Marharba has been nominated four times for the L’Oréal Paris award.
“This year I finally won; that shows how prestigious it is,” said Marhaba, a licensed Realtor and co-owner of Martec Construction, Inc., which she has operated with her husband, Omar, for two decades.
She has spent a lifetime fighting for her cause.
Growing up first generation in a traditional Middle Eastern culture, and working as a woman in the construction business both presented challenges.
But it’s that experience the Palestinian-American used to initially advocate for her two young sons and what has brought her full circle today as a champion for nearly 300 families.
Having children with learning disabilities didn’t make her an expert.
So, she became a trained advocate, interned at an attorney’s office and finally received her paralegal credential from UCLA.
Marhaba’s pro bono work also extends to Children of the Night, a nonprofit organization with a nationwide hotline dedicated to rescuing children from prostitution, and continues to volunteer her professional advocacy services to children and teens served by the organization’s programs.
The $10,000 prize — and perhaps the final prize of $25,000 — would be earmarked for psycho educational assessments.
“There’s a big need for that,” Marhaba said. “(These assessments) identify deficits and strengths in an individual’s brain process, how the brain is wired.

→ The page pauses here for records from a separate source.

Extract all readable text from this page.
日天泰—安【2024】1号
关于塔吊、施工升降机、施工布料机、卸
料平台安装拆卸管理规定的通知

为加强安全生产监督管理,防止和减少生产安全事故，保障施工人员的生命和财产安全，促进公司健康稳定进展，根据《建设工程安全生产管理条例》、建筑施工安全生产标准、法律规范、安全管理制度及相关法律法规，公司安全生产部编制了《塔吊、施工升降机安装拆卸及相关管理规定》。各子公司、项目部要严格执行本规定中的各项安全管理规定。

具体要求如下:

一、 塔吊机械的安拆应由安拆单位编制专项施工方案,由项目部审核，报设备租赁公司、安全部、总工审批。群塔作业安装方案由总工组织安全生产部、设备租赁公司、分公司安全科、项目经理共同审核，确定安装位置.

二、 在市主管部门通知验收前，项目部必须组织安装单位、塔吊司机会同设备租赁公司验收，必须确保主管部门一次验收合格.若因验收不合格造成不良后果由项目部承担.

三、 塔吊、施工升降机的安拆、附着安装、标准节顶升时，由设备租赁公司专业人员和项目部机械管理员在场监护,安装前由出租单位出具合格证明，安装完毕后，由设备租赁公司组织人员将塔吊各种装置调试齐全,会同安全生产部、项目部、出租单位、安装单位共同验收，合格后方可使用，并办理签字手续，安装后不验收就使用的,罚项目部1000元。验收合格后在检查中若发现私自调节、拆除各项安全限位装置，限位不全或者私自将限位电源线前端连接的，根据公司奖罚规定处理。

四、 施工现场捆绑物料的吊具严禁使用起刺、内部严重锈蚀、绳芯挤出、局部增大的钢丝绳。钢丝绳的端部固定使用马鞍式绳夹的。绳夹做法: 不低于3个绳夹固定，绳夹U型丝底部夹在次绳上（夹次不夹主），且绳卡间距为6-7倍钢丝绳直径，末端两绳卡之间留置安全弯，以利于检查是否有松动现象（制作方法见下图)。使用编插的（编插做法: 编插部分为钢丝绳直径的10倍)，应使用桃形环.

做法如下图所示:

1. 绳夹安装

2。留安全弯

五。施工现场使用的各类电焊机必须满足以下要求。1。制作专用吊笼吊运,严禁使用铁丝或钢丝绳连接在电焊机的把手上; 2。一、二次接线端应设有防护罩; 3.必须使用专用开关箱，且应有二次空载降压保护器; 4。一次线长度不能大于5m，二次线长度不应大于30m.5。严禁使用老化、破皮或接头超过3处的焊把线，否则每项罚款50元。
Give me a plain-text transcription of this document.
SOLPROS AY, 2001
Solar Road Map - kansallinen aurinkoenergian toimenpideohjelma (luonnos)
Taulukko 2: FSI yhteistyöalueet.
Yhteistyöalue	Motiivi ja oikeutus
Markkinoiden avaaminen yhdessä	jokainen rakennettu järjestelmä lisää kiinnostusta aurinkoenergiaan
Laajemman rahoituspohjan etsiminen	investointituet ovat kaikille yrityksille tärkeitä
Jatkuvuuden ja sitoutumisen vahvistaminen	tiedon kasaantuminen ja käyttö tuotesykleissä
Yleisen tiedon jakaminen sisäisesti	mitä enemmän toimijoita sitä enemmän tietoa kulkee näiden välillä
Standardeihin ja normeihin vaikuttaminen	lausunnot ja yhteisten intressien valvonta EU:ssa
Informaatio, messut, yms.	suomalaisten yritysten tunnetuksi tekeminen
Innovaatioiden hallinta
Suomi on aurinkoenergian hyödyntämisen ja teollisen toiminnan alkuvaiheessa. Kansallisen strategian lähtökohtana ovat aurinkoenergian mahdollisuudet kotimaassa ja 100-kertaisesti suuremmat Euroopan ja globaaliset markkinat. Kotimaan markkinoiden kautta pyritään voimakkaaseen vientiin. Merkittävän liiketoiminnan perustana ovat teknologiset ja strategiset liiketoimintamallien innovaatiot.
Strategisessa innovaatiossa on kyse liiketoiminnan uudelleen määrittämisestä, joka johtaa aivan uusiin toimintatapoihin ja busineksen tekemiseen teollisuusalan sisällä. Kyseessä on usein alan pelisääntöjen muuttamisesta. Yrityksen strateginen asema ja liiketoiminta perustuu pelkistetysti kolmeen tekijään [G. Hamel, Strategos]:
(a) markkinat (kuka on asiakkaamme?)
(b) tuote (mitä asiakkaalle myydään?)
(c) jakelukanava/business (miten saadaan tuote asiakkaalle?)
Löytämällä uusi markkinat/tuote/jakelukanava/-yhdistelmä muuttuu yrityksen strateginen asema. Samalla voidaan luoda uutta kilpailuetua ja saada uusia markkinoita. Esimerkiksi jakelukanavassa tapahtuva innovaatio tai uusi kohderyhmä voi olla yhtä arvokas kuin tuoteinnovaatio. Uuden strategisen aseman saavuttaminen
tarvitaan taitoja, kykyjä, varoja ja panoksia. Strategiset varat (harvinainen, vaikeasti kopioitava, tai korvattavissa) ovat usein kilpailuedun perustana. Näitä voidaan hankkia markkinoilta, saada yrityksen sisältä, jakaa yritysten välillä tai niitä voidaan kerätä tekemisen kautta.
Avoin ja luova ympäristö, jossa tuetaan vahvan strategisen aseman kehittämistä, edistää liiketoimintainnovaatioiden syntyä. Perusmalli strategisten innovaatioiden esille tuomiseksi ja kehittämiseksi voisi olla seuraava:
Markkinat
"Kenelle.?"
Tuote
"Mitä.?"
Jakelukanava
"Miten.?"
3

This is important because there could be missing pieces of the puzzle of the child that has not been identified.
“This test would bring to life social, academic, emotional, behavioral and cognitive strength and weaknesses” she added. “It (shows) the levels where a child currently is performing, but also indicates it could be at a higher or lower level.”
Marhaba fights for free and appropriate public education.
She pores over school-related reports and documents in districts nationwide that have failed to provide children what’s afforded them under federal special-education laws.
Gerad Hopkins, 21, of North Hills, is a perfect example of her charitable efforts.
The Hopkins family came to Marhaba when he was ready to begin high school.
They had fought with a local school district for years to get him the extra services he needed because of a brain injury that happened when he was nine months old.
The Hopkins family tried home schooling before Marhaba introduced them to the Frostig Center in Pasadena, where her children had attended small class-size settings.
“We were losing him academically and socially before we connected with Raja,” said Debra Hopkins. “You want to quit, but you know Raja is not going to. She empowers (us.)”
“The improvement in his first year, academically, socially and cognitively, showed such improvement it made the case for us,” Hopkins said. “He had lost so much confidence, felt isolated and bullied and the biggest gift he got back was his confidence.”
Gerad attended the center for four years before going on to Glendale Community College, where he is currently studying music.
“It was good for me to get to know other students with similar difficulties like I have,” Gerad said. “If I didn’t go to Frostig, I would be struggling the same way I did when I was younger. I’m grateful to have Raja to help me out. She’s amazing. She works hard and deserve (the award). She helped me through a lot of struggles. She helped my mom.”
Because of Marhaba, Gerad believes anyone can achieve anything by overcoming fear.
“Because when you hide it, it doesn’t come out like you want it,” Gerad said.